Philippine police have arrested a second man in connection with the major breach of election commission Comelec which exposed the personal details of all the voters in the country.
Joenel de Asis, 23, was cuffed at his home in Muntinlupa City by officers from the National Bureau of Investigation (NBI).
The systems integrator said he wanted to highlight security deficiencies in the Comelec website, according to the Manila Bulletin.
He’s said to have hacked the site and stolen 340GB of data five days before the site was defaced by Anonymous hacktivists, but denies uploading it to the WeHaveYourData.com site.
De Asis, an SI at a semiconductor firm in Muntinlupa, has admitted he belongs to LulzSec Philippines.
It’s thought the hack may have exposed the details of as many as 55 million Filipinos – the entire registered voting population.

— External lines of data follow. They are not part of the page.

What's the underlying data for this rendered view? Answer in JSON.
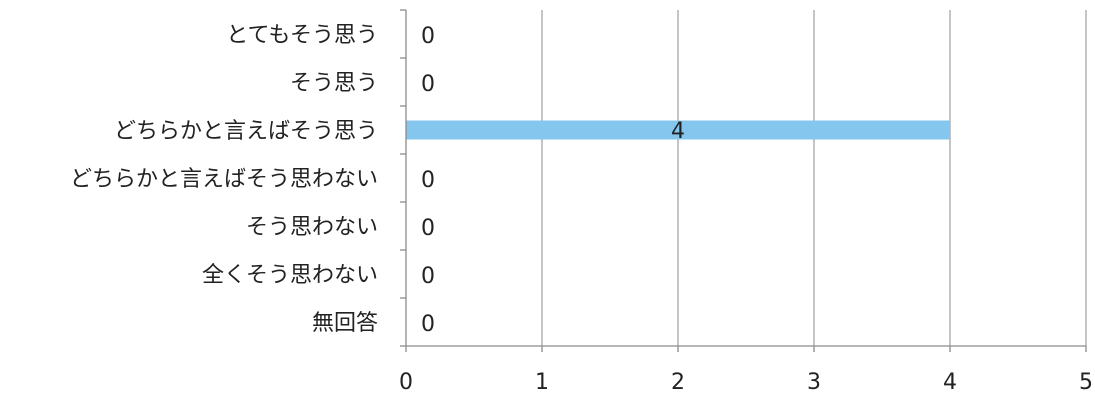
{
  "chart_data": {
    "type": "bar",
    "orientation": "horizontal",
    "categories": [
      "とてもそう思う",
      "そう思う",
      "どちらかと言えばそう思う",
      "どちらかと言えばそう思わない",
      "そう思わない",
      "全くそう思わない",
      "無回答"
    ],
    "values": [
      0,
      0,
      4,
      0,
      0,
      0,
      0
    ],
    "data_labels": [
      "0",
      "0",
      "4",
      "0",
      "0",
      "0",
      "0"
    ],
    "xlim": [
      0,
      5
    ],
    "xticks": [
      "0",
      "1",
      "2",
      "3",
      "4",
      "5"
    ],
    "grid": true,
    "legend": "none",
    "bar_color": "#85C6EE",
    "grid_color": "#A6A6A6",
    "axis_color": "#8C8C8C"
  }
}
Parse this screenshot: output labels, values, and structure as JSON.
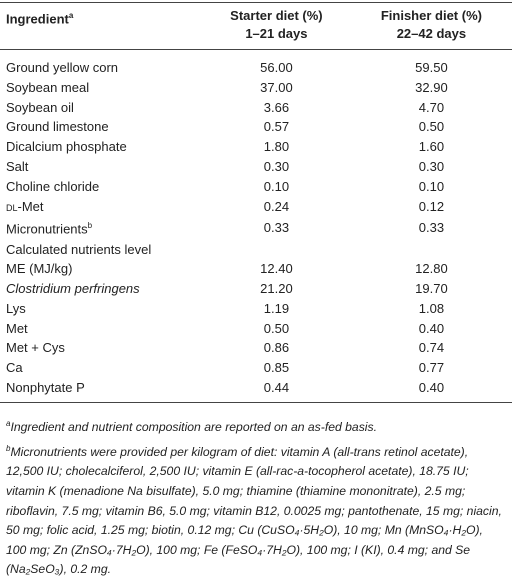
{
  "table": {
    "header": {
      "ingredient": "Ingredient",
      "ingredient_sup": "a",
      "starter": [
        "Starter diet (%)",
        "1–21 days"
      ],
      "finisher": [
        "Finisher diet (%)",
        "22–42 days"
      ]
    },
    "rows": [
      {
        "label": "Ground yellow corn",
        "starter": "56.00",
        "finisher": "59.50"
      },
      {
        "label": "Soybean meal",
        "starter": "37.00",
        "finisher": "32.90"
      },
      {
        "label": "Soybean oil",
        "starter": "3.66",
        "finisher": "4.70"
      },
      {
        "label": "Ground limestone",
        "starter": "0.57",
        "finisher": "0.50"
      },
      {
        "label": "Dicalcium phosphate",
        "starter": "1.80",
        "finisher": "1.60"
      },
      {
        "label": "Salt",
        "starter": "0.30",
        "finisher": "0.30"
      },
      {
        "label": "Choline chloride",
        "starter": "0.10",
        "finisher": "0.10"
      },
      {
        "label_smallcaps": "dl",
        "label": "-Met",
        "starter": "0.24",
        "finisher": "0.12"
      },
      {
        "label": "Micronutrients",
        "label_sup": "b",
        "starter": "0.33",
        "finisher": "0.33"
      },
      {
        "label": "Calculated nutrients level"
      },
      {
        "label": "ME (MJ/kg)",
        "starter": "12.40",
        "finisher": "12.80"
      },
      {
        "label": "Clostridium perfringens",
        "italic": true,
        "starter": "21.20",
        "finisher": "19.70"
      },
      {
        "label": "Lys",
        "starter": "1.19",
        "finisher": "1.08"
      },
      {
        "label": "Met",
        "starter": "0.50",
        "finisher": "0.40"
      },
      {
        "label": "Met + Cys",
        "starter": "0.86",
        "finisher": "0.74"
      },
      {
        "label": "Ca",
        "starter": "0.85",
        "finisher": "0.77"
      },
      {
        "label": "Nonphytate P",
        "starter": "0.44",
        "finisher": "0.40"
      }
    ]
  },
  "footnotes": [
    {
      "mark": "a",
      "text": "Ingredient and nutrient composition are reported on an as-fed basis."
    },
    {
      "mark": "b",
      "text": "Micronutrients were provided per kilogram of diet: vitamin A (all-trans retinol acetate), 12,500 IU; cholecalciferol, 2,500 IU; vitamin E (all-rac-a-tocopherol acetate), 18.75 IU; vitamin K (menadione Na bisulfate), 5.0 mg; thiamine (thiamine mononitrate), 2.5 mg; riboflavin, 7.5 mg; vitamin B6, 5.0 mg; vitamin B12, 0.0025 mg; pantothenate, 15 mg; niacin, 50 mg; folic acid, 1.25 mg; biotin, 0.12 mg; Cu (CuSO₄·5H₂O), 10 mg; Mn (MnSO₄·H₂O), 100 mg; Zn (ZnSO₄·7H₂O), 100 mg; Fe (FeSO₄·7H₂O), 100 mg; I (KI), 0.4 mg; and Se (Na₂SeO₃), 0.2 mg."
    }
  ]
}
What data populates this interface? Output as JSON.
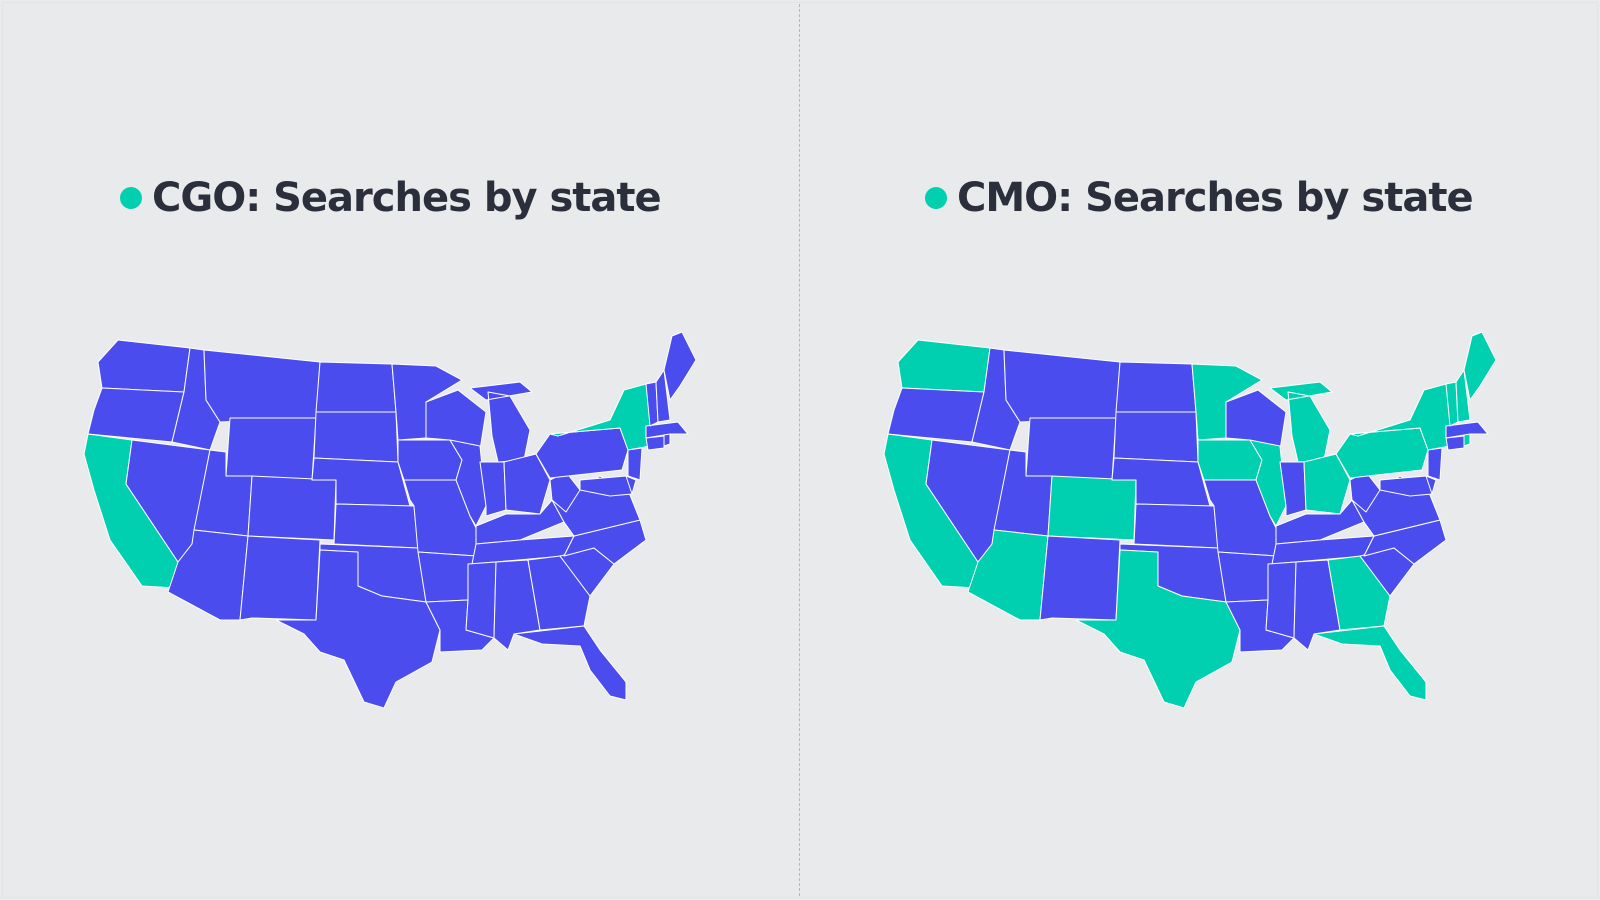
{
  "colors": {
    "background": "#e9eaec",
    "highlight": "#00d0b0",
    "base": "#4b4cee",
    "title": "#2a2f3b"
  },
  "maps": [
    {
      "title": "CGO: Searches by state",
      "highlighted_states": [
        "CA",
        "NY"
      ]
    },
    {
      "title": "CMO: Searches by state",
      "highlighted_states": [
        "WA",
        "CA",
        "AZ",
        "CO",
        "TX",
        "MN",
        "IA",
        "IL",
        "MI",
        "OH",
        "PA",
        "NY",
        "VT",
        "NH",
        "ME",
        "GA",
        "FL",
        "RI"
      ]
    }
  ]
}
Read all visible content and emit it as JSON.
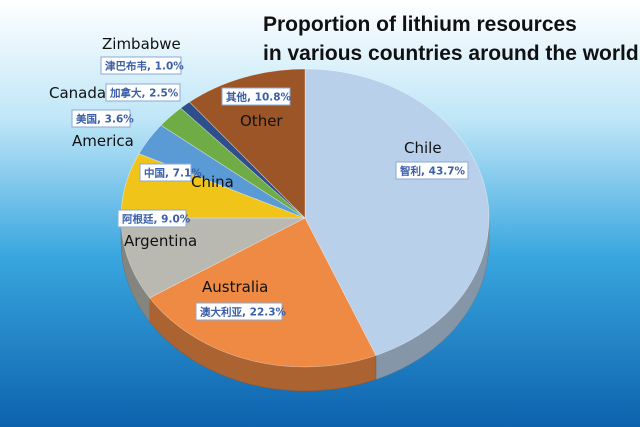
{
  "title_line1": "Proportion of lithium resources",
  "title_line2": "in various countries around the world",
  "chart_data": {
    "type": "pie",
    "title": "Proportion of lithium resources in various countries around the world",
    "unit": "%",
    "slices": [
      {
        "name": "Chile",
        "cn_label": "智利, 43.7%",
        "value": 43.7,
        "color": "#b8d0ea"
      },
      {
        "name": "Australia",
        "cn_label": "澳大利亚, 22.3%",
        "value": 22.3,
        "color": "#ee8a44"
      },
      {
        "name": "Argentina",
        "cn_label": "阿根廷, 9.0%",
        "value": 9.0,
        "color": "#b9b9b2"
      },
      {
        "name": "China",
        "cn_label": "中国, 7.1%",
        "value": 7.1,
        "color": "#f0c419"
      },
      {
        "name": "America",
        "cn_label": "美国, 3.6%",
        "value": 3.6,
        "color": "#5b9bd5"
      },
      {
        "name": "Canada",
        "cn_label": "加拿大, 2.5%",
        "value": 2.5,
        "color": "#6fac46"
      },
      {
        "name": "Zimbabwe",
        "cn_label": "津巴布韦, 1.0%",
        "value": 1.0,
        "color": "#2f4f8a"
      },
      {
        "name": "Other",
        "cn_label": "其他, 10.8%",
        "value": 10.8,
        "color": "#9c5527"
      }
    ]
  }
}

As such, its thought to be one of the worst ever government-related data breaches – putting the 21m records obtained in the US OPM hack in the shade.
Details from Comelec have been sparse, but security vendor Trend Micro claimed that included in the data dump are 1.3 million records of overseas Filipino voters, featuring passport numbers and expiry dates.
Also apparently in there are 15.8 million records of fingerprints and a list of people running for office since the 2010 elections.
However, De Asis claimed the massive data breach will not affect the upcoming national election, as the servers running Comelec’s site are separate from those connected to the Vote Counting Machines (VCMs).
The arrest follows that of Anonymous member Paul Biteng last week. Manila-based Biteng is a security researcher listed in Facebook’s Security Hall of Fame and now faces – as presumably De Asis does – prosecution under the Cybercrime Prevention Law.
The breach has put those whose details were exposed at risk of follow-on attacks such as phishing and other online scams.
Attention will now turn to the third person police want in connection with the cyber attack last month.